木造軸組パネル工法のメリット・デメリットや注意点を解説

木造軸組パネル工法のメリットやデメリットはご存じでしょうか。本記事では、木造軸組パネル工法のメリットやデメリットなどの基礎知識から、木造軸組パネル工法の注意点などまで幅広く紹介します。木造軸組パネル工法を検討している方は、ぜひチェックしてみてください。

「木造軸組パネル工法とはどのような工法か知りたい」

「木造軸組パネル工法のメリットやデメリットを知りたい」

木造軸組パネル工法について上記のようにお考えの方も多いのではないでしょうか。

本記事では木造軸組パネルのメリット、デメリットや木造軸組パネル工法の注意点などを紹介します。

この記事を読むことで木造軸組パネル工法について知識をつけることができるため、自分の希望に近い構造で建物を建てることができるようになるでしょう。

木造軸組パネルに興味がある方や建物の構造決めに迷っている方は、ぜひチェックしてみてください。

木造軸組パネル工法とは何か?

木造軸組パネル工法とは、木造軸組工法と木造枠組壁工法を組み合わせた建築の方法です。

木造パネル工法とも呼ばれます。

木造軸組工法は在来工法とも呼ばれており、柱と梁を縦横で組み合わせます。

また、木造枠組み壁工法はツーバイフォー工法とも呼ばれており、枠組みに面材を貼ります。

これを組み合わせて、縦横の軸組に対して、構造用合板を使用して建築するものが木造軸組パネル工法と言います。

この工法には木造軸組工法と木造枠組壁工法のメリットを組み合わせて持っているという特徴があります。

木造軸組パネル工法のメリット

木造軸組パネル工法のメリットを知りたいという方もいるでしょう。

ここでは木造軸組パネル工法のメリットを紹介します。

耐震性が高い

木造軸組パネル工法は耐力壁の筋交いを使用せずにパネルを貼る、もしくは筋交いにパネルを貼り付けることで「点」ではなく「面」で家を支えています。これによって高い耐震性を実現しています。

その他の木造軸組構法などは耐力壁の筋交いで支えているため、構造部分にかかる負荷が集中しやすくなっています。

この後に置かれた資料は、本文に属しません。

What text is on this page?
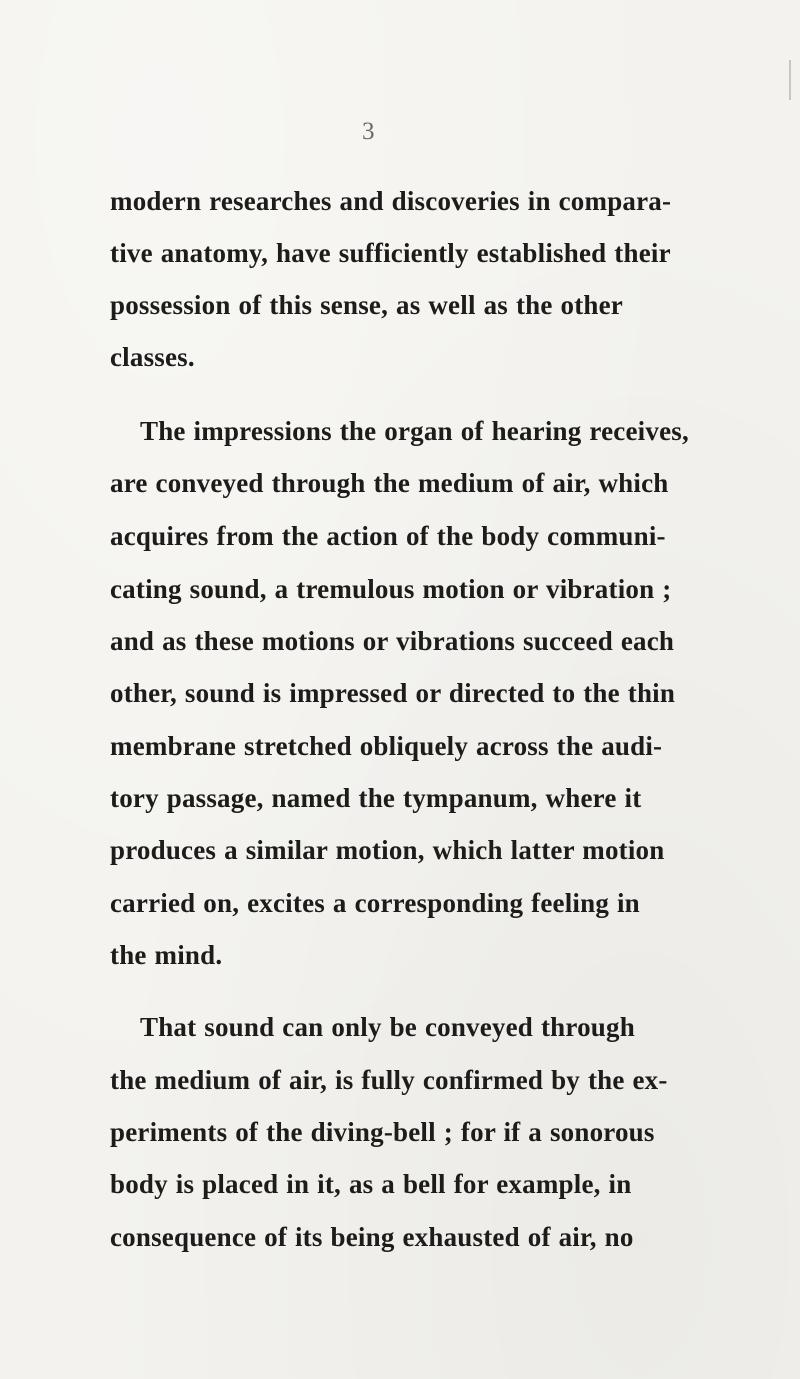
3
modern researches and discoveries in compara-
tive anatomy, have sufficiently established their
possession of this sense, as well as the other
classes.
The impressions the organ of hearing receives,
are conveyed through the medium of air, which
acquires from the action of the body communi-
cating sound, a tremulous motion or vibration ;
and as these motions or vibrations succeed each
other, sound is impressed or directed to the thin
membrane stretched obliquely across the audi-
tory passage, named the tympanum, where it
produces a similar motion, which latter motion
carried on, excites a corresponding feeling in
the mind.
That sound can only be conveyed through
the medium of air, is fully confirmed by the ex-
periments of the diving-bell ; for if a sonorous
body is placed in it, as a bell for example, in
consequence of its being exhausted of air, no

耐震性の高い構造にしたいと考えている方には木造軸組パネル工法がおすすめです。

気密断熱性が高い

木造軸組パネル工法は気密断熱性が高いという特徴があります。

一般的に木造軸組工法は風通しが良く、湿気などに強いという特徴があります。

しかしながら断熱性や気密性には優れていません。

これは木造軸組構法のように柱と梁のみの構造では隙間が発生してしまうためです。

それに対し、木造軸組パネル工法はパネルを貼ることによって外気が侵入する隙間をできるだけ無くすことにより、気密断熱性を高くすることが可能です。

気密断熱性をさらに高めるために、パネル部分に断熱材が合わせられたものなどを使用するとさらなる性能が高まります。

省エネ性能が高い

気密断熱性が高いという特徴に関連して、木造軸組パネル工法は省エネ性能が高いという特徴も挙げることができます。

気密断熱性が高いことで、内外の熱が伝わりにくいため光熱費を抑えることができます。

この省エネ性能の高さによって、ZEH住宅にも木造軸組パネル工法が採用されています。

ZEH住宅に認定されることによって住宅ローン金利が引き下げられたりするケースもあるため、大きなメリットと言えます。

間取りの自由度が高い

木造軸組パネル工法は間取りの自由度が非常に高いという特徴があります。

これは構造自体が木造軸組工法が基本となっているため、木造軸組構法のメリットである間取りの自由度が確保されています。

また、新築時のみならずリフォームを行う際にも耐力壁を把握しておくことで、壁を壊して実現可能な間取りなど事前に知ることができます。

木造軸組パネル工法のデメリット

木造軸組パネル工法にはデメリットも存在しています。

ここでは木造軸組パネル工法のデメリットを紹介します。

ハウスメーカーによって品質に差がある

木造軸組パネル工法は施工を行うハウスメーカーによって品質に差があるケースがあります。

これはツーバイフォー工法のようにマニュアルがなく、部材の組み合わせも自由に決められることからそれに対応する施工能力が求められるからです。

これによって品質に差が発生してしまいます。

しかしメリットも大きいため、ハウスメーカーに依頼する際には木材軸組パネル工法の施工実績などを事前に確認し、依頼することをおすすめします。

建築費用が高い

木造軸組パネル工法はどのような部材でも組み合わせて建てることが可能であるものの、高品質な部材を使用すればその分価格が高くなってしまいます。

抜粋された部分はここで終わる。